When it governed (between 1993 and 2005) the SLD turned a blind eye to the depression that hit the Polish economy or, in its telling, took a long-term view of these economic difficulties. Fearful of scrutiny of its Communist origins, the party avoided active government policy that might compromise adherence to the Stability and Growth Pact of the European Union. Even today the party considers its greatest achievements to be Poland’s membership of NATO and the EU.

By contrast, PiS emerged in the early years of this century with a devastating critique of the betrayal of Polish aspirations at the time of the fall of Communism. In their first free elections, in 1989, Polish people had voted for full employment and fair wages, rather than to lose their jobs and become impoverished. PiS criticized the neoliberalism of Balcerowicz and the giveaway of Polish jobs and enterprises that came with privatization. Its economic program was simple: child benefits, higher pensions, and keeping ownership of Polish enterprises in Polish hands. If that meant holding onto state enterprises and extending the party’s control over Polish media to the point of excluding critical voices, then so much the better for embedding its control of the state in the hands of patriots.

Democracy and full employment

Once it achieved power, PiS did little to reverse the decline of the Polish economy. EU subsidies and foreign direct investment did that. But, in its embrace of social welfare and Big Government, PiS has made life very difficult for its opponents. The Koalicja Obywatelska, under Donald Tusk, has difficulty in putting aside its early criticism that raising pensions and paying złoty 500 (US$120) per month for each child is fiscally imprudent. The welfare spending of PiS has poured money into the Polish regions depressed by the Balcerowicz reforms. Opponents may argue that this and higher pensions continue the socialization into idleness. But it is not possible to overlook the uplift that it has given to many poor households in the country. The return to democratic norms may delight the thinking urban electorate in Poland, and observers in European capitals. But the big question is whether such a democracy is sustainable.

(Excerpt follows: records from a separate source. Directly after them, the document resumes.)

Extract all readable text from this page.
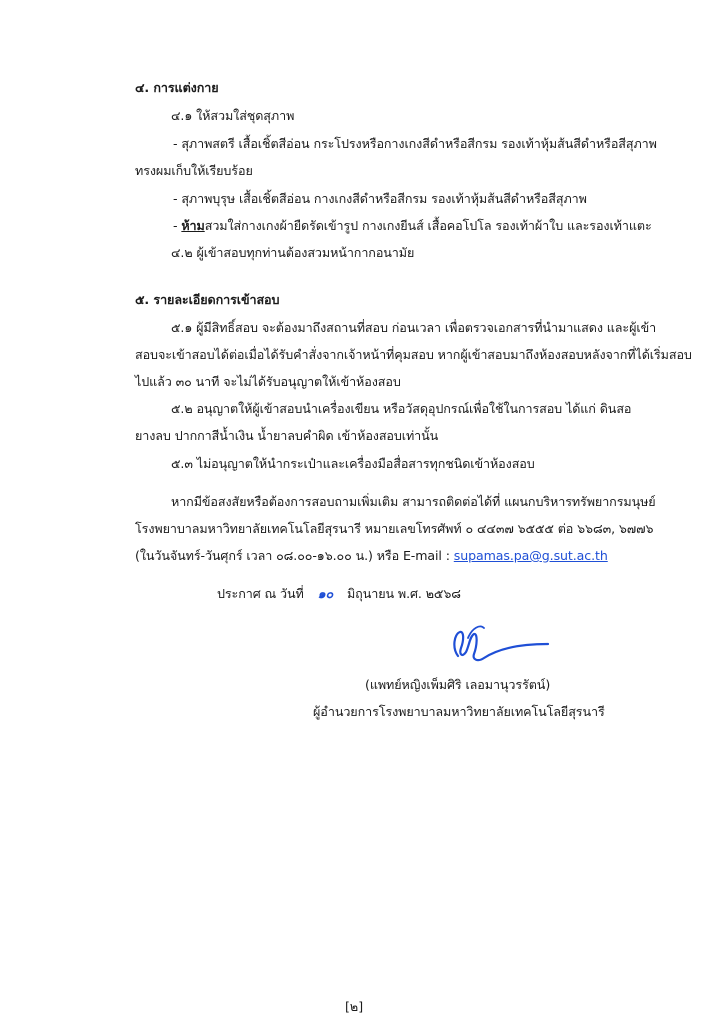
๔. การแต่งกาย
๔.๑ ให้สวมใส่ชุดสุภาพ
- สุภาพสตรี เสื้อเชิ้ตสีอ่อน กระโปรงหรือกางเกงสีดำหรือสีกรม รองเท้าหุ้มส้นสีดำหรือสีสุภาพ
ทรงผมเก็บให้เรียบร้อย
- สุภาพบุรุษ เสื้อเชิ้ตสีอ่อน กางเกงสีดำหรือสีกรม รองเท้าหุ้มส้นสีดำหรือสีสุภาพ
- ห้ามสวมใส่กางเกงผ้ายืดรัดเข้ารูป กางเกงยีนส์ เสื้อคอโปโล รองเท้าผ้าใบ และรองเท้าแตะ
๔.๒ ผู้เข้าสอบทุกท่านต้องสวมหน้ากากอนามัย
๕. รายละเอียดการเข้าสอบ
๕.๑ ผู้มีสิทธิ์สอบ จะต้องมาถึงสถานที่สอบ ก่อนเวลา เพื่อตรวจเอกสารที่นำมาแสดง และผู้เข้า
สอบจะเข้าสอบได้ต่อเมื่อได้รับคำสั่งจากเจ้าหน้าที่คุมสอบ หากผู้เข้าสอบมาถึงห้องสอบหลังจากที่ได้เริ่มสอบ
ไปแล้ว ๓๐ นาที จะไม่ได้รับอนุญาตให้เข้าห้องสอบ
๕.๒ อนุญาตให้ผู้เข้าสอบนำเครื่องเขียน หรือวัสดุอุปกรณ์เพื่อใช้ในการสอบ ได้แก่ ดินสอ
ยางลบ ปากกาสีน้ำเงิน น้ำยาลบคำผิด เข้าห้องสอบเท่านั้น
๕.๓ ไม่อนุญาตให้นำกระเป๋าและเครื่องมือสื่อสารทุกชนิดเข้าห้องสอบ
หากมีข้อสงสัยหรือต้องการสอบถามเพิ่มเติม สามารถติดต่อได้ที่ แผนกบริหารทรัพยากรมนุษย์
โรงพยาบาลมหาวิทยาลัยเทคโนโลยีสุรนารี หมายเลขโทรศัพท์ ๐ ๔๔๓๗ ๖๕๕๕ ต่อ ๖๖๘๓, ๖๗๗๖
(ในวันจันทร์-วันศุกร์ เวลา ๐๘.๐๐-๑๖.๐๐ น.) หรือ E-mail : supamas.pa@g.sut.ac.th
ประกาศ ณ วันที่ ๑๐ มิถุนายน พ.ศ. ๒๕๖๘
(แพทย์หญิงเพ็มศิริ เลอมานุวรรัตน์)
ผู้อำนวยการโรงพยาบาลมหาวิทยาลัยเทคโนโลยีสุรนารี
[๒]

The narrative that emerges from Poland’s politics is that democracy in that country has been subverted by PiS, an authoritarian and intolerant conspiracy that is corrupting the institutions of the state and buying support from a docile electorate. This overlooks the consequences of Poland’s bungled dismantling of state controls over the economy and the willingness of liberals and the left when it held power to tolerate mass unemployment.

It also overlooks historic precedent in the experience of Polish democracy in the inter-war period of the last century, when the country succumbed to military dictatorship. In the 1930s, an earlier generation of political economists, Oskar Lange and Michał Kalecki concluded that, far from strengthening workers’ resolve to create a better, more democratic world, the immiseration of the working class directs that resolve to intolerance, violence, xenophobia, and fascism, and business values order over politics. This element of their political economy was omitted from the post-war discussion of economic reforms in Poland since Poland had full employment under Communism and the West had near-full employment. Virtually all right-thinking people deprecated the lack of democracy under Communism, and the Left understood that full employment was necessary for social democracy. When democracy was achieved, anniversaries of that achievement were celebrated. But the need to sustain that democracy with full employment was ignored. Full employment was supposed to be the outcome of markets working properly, rather than government action.

Thirty years ago, post-communist governments abandoned the full employment that had been agreed with the Solidarity trade union by Poland’s last Communist rulers in their Round Table talks in Gdańsk. In accepting mass unemployment, those governments and the democratic parties that constituted them removed the economic foundation for Poland’s democracy. It is full employment, rather than free markets, that is the precondition for democracy. As the largest party, PiS will have first shot at assembling a coalition. But it is hardly the only danger for Poland’s democracy.